5. Create a truly omni-channel shopping environment
According to Pinar Salk, Microsoft’s industry solutions director for retail, most retailers are yet to deliver an interactive and frictionless shopping experience, largely because they have no way to connect the customers in their stores to the customers using their online and mobile channels.
“Ideally, customers should be able to search for products online, create a wish list, come into a physical store and be personally greeted by an associate who will take them directly to those products,” Salk comments. “However, most retailers have separate siloed systems for capturing operational, online and transactional data, and they often have no way of collecting data from their physical stores. This means they can’t create a 360-degree overview of every individual and their preferences, so they can’t provide a consistent service when customers switch between channels, or identify potential sales and marketing opportunities that would drive sales and customer loyalty.”
Marcos Suárez, retail strategy and growth director at Avanade Europe, offers a solution. “In the past, siloed processes and systems prevented the retailer from offering a consistent customer experience across these channels. However, this has changed thanks to the Commerce Cloud multichannel content management system implemented by Avanade,” he explains.
“Supported by Microsoft Azure, the platform maintains all information about the products, prices, discounts, promotions, loyalty programmes and members, and more. Now mobile customers get an experience consistent with other channels, and obtain promotions that can be used in the store.
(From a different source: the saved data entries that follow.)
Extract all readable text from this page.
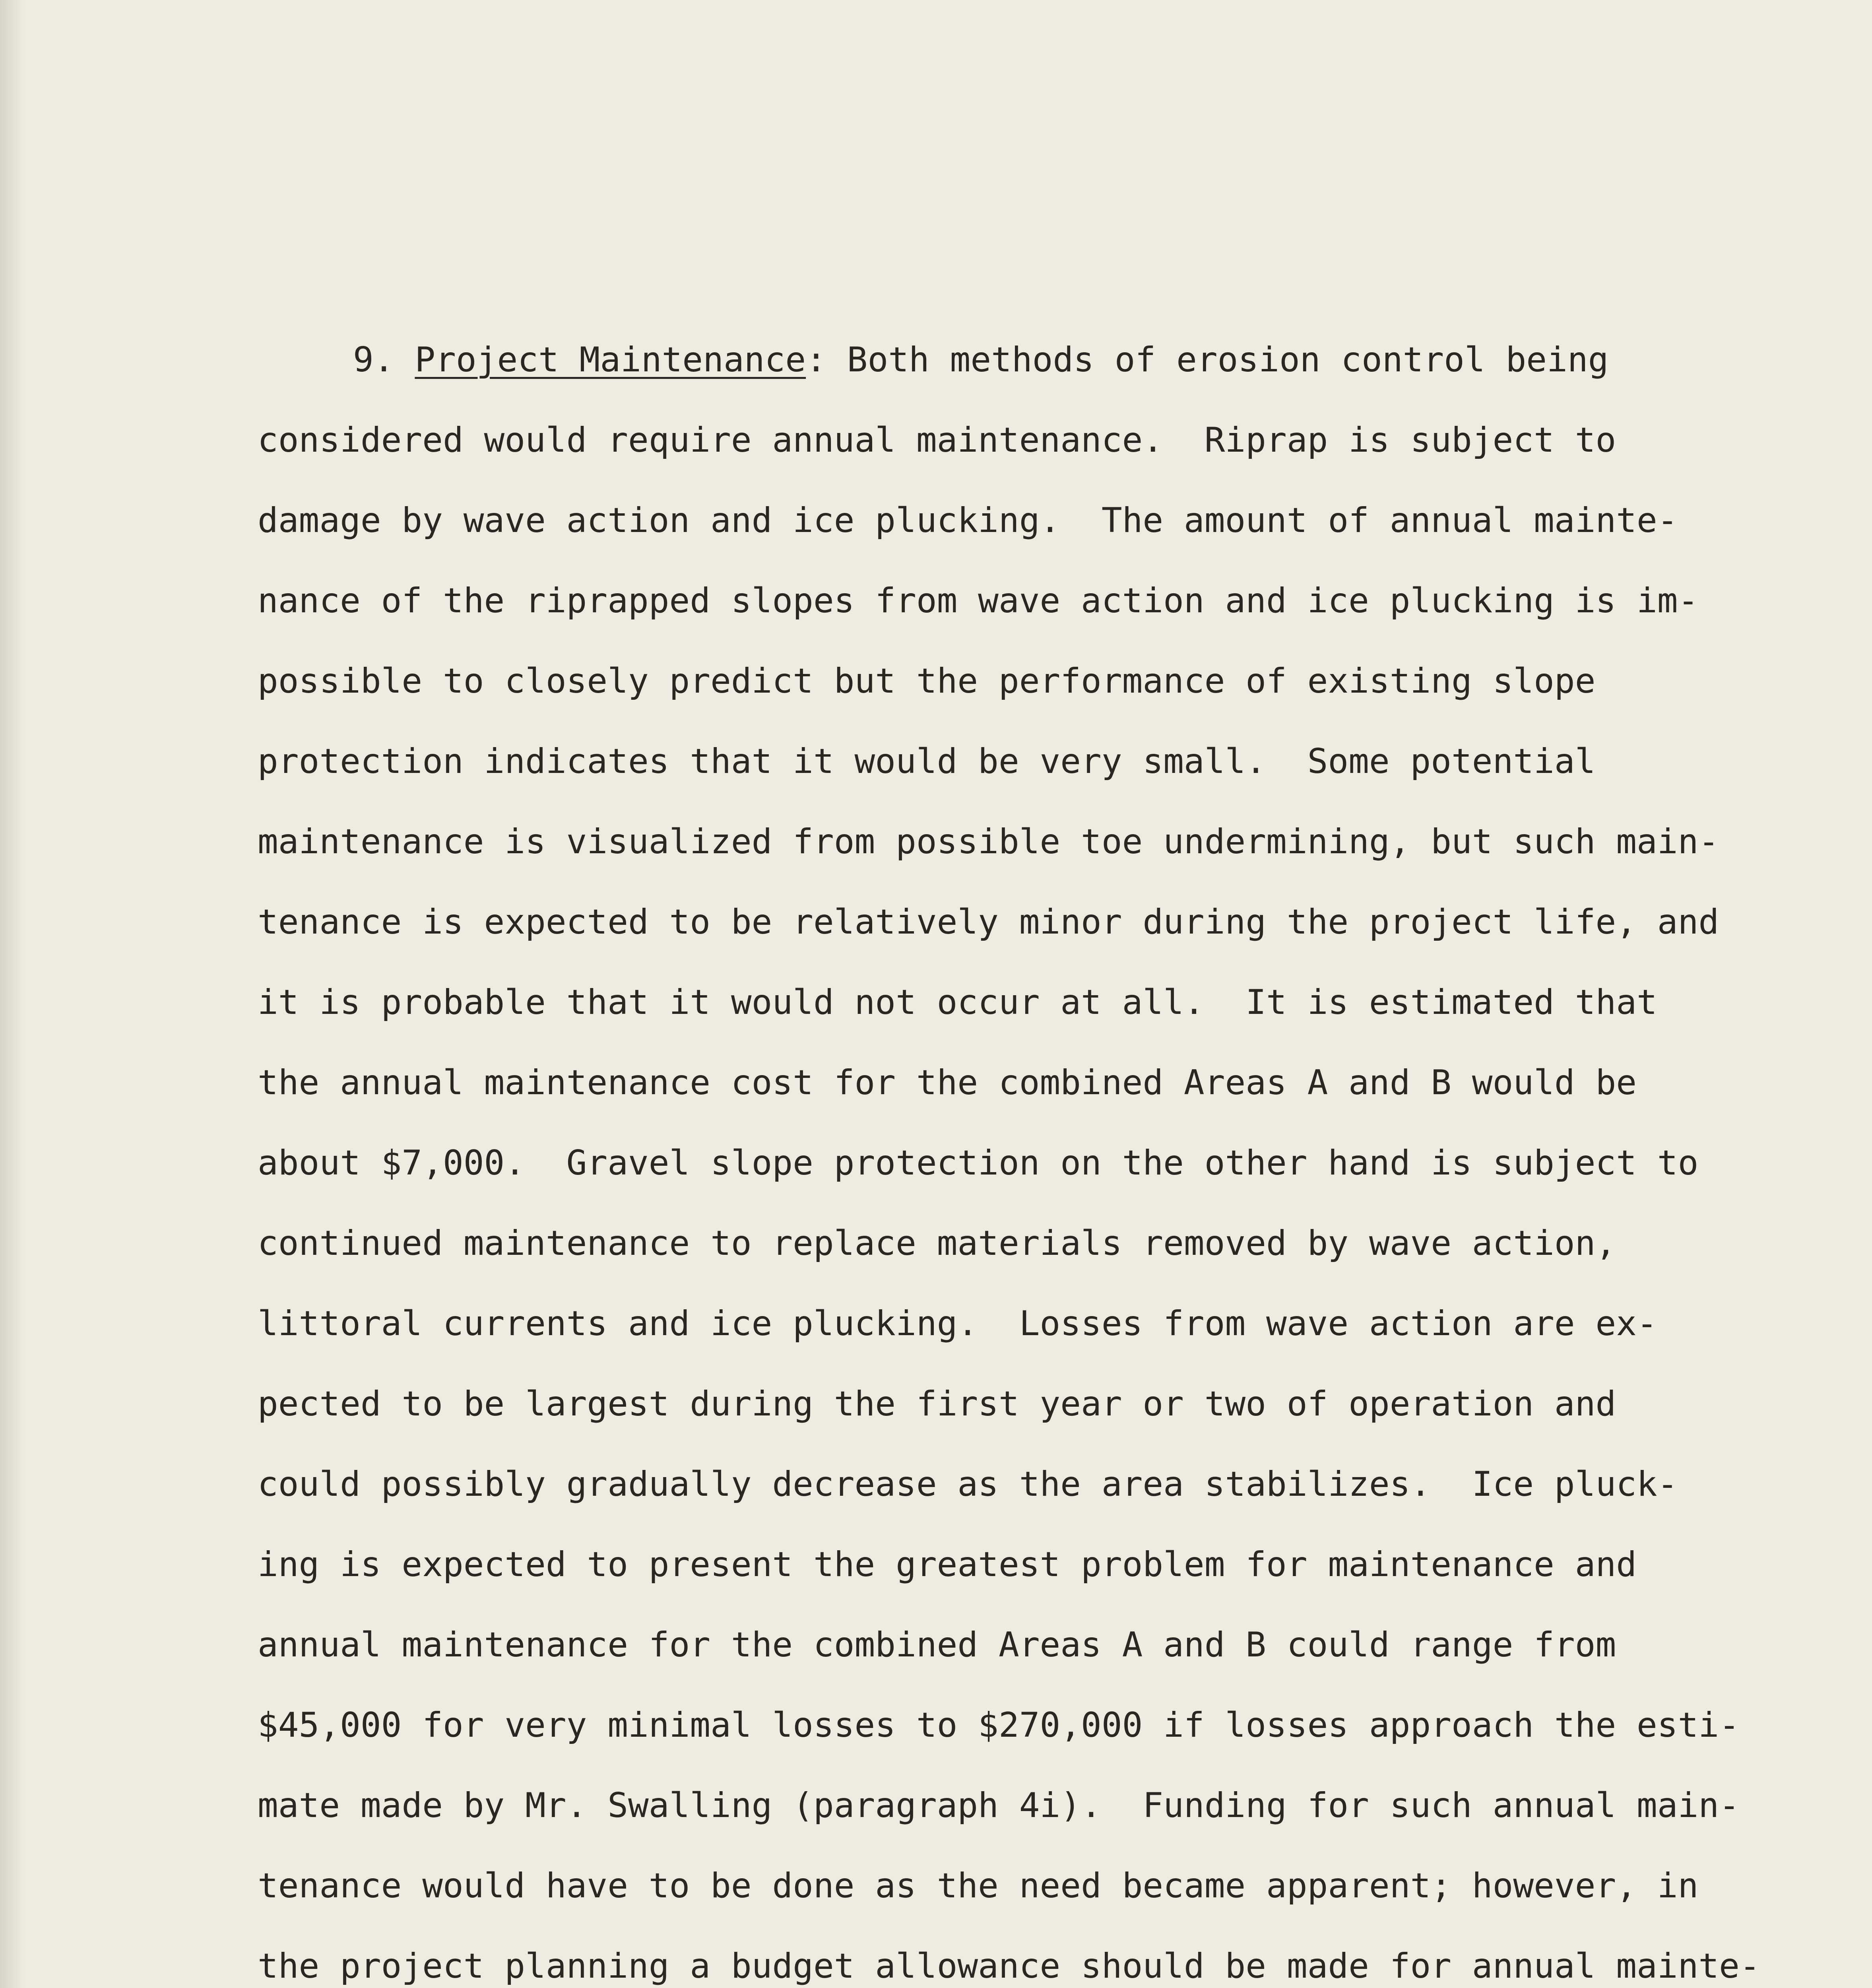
9. Project Maintenance: Both methods of erosion control being
considered would require annual maintenance.  Riprap is subject to
damage by wave action and ice plucking.  The amount of annual mainte-
nance of the riprapped slopes from wave action and ice plucking is im-
possible to closely predict but the performance of existing slope
protection indicates that it would be very small.  Some potential
maintenance is visualized from possible toe undermining, but such main-
tenance is expected to be relatively minor during the project life, and
it is probable that it would not occur at all.  It is estimated that
the annual maintenance cost for the combined Areas A and B would be
about $7,000.  Gravel slope protection on the other hand is subject to
continued maintenance to replace materials removed by wave action,
littoral currents and ice plucking.  Losses from wave action are ex-
pected to be largest during the first year or two of operation and
could possibly gradually decrease as the area stabilizes.  Ice pluck-
ing is expected to present the greatest problem for maintenance and
annual maintenance for the combined Areas A and B could range from
$45,000 for very minimal losses to $270,000 if losses approach the esti-
mate made by Mr. Swalling (paragraph 4i).  Funding for such annual main-
tenance would have to be done as the need became apparent; however, in
the project planning a budget allowance should be made for annual mainte-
We’re extending the solution to improve online/mobile click-and-collect order management.”
6. Leverage the power of the intelligent cloud
Through the adoption of intelligent cloud technology, US retailer Columbia Sportswear is able to deliver a more personalised customer experience for its retail, call centre, customer relationship management and merchandising operations.
The sportswear provider will also use Dynamics 365 and Azure to gain consumer insights and business intelligence through consumer interactions, whether through its wholesale businesses, physical stores, ecommerce experiences or mobile channels.
“At Columbia, we have a long history of leveraging innovative technologies to help connect active people with their passions,” said Michael Hirt, chief information officer at Columbia Sportswear. “This practice extends not just to our products, but across every aspect of our business. Through our collaboration with Microsoft, we’re implementing intelligent cloud technology to streamline our global operations and provide additional flexibility and convenience to our consumers.”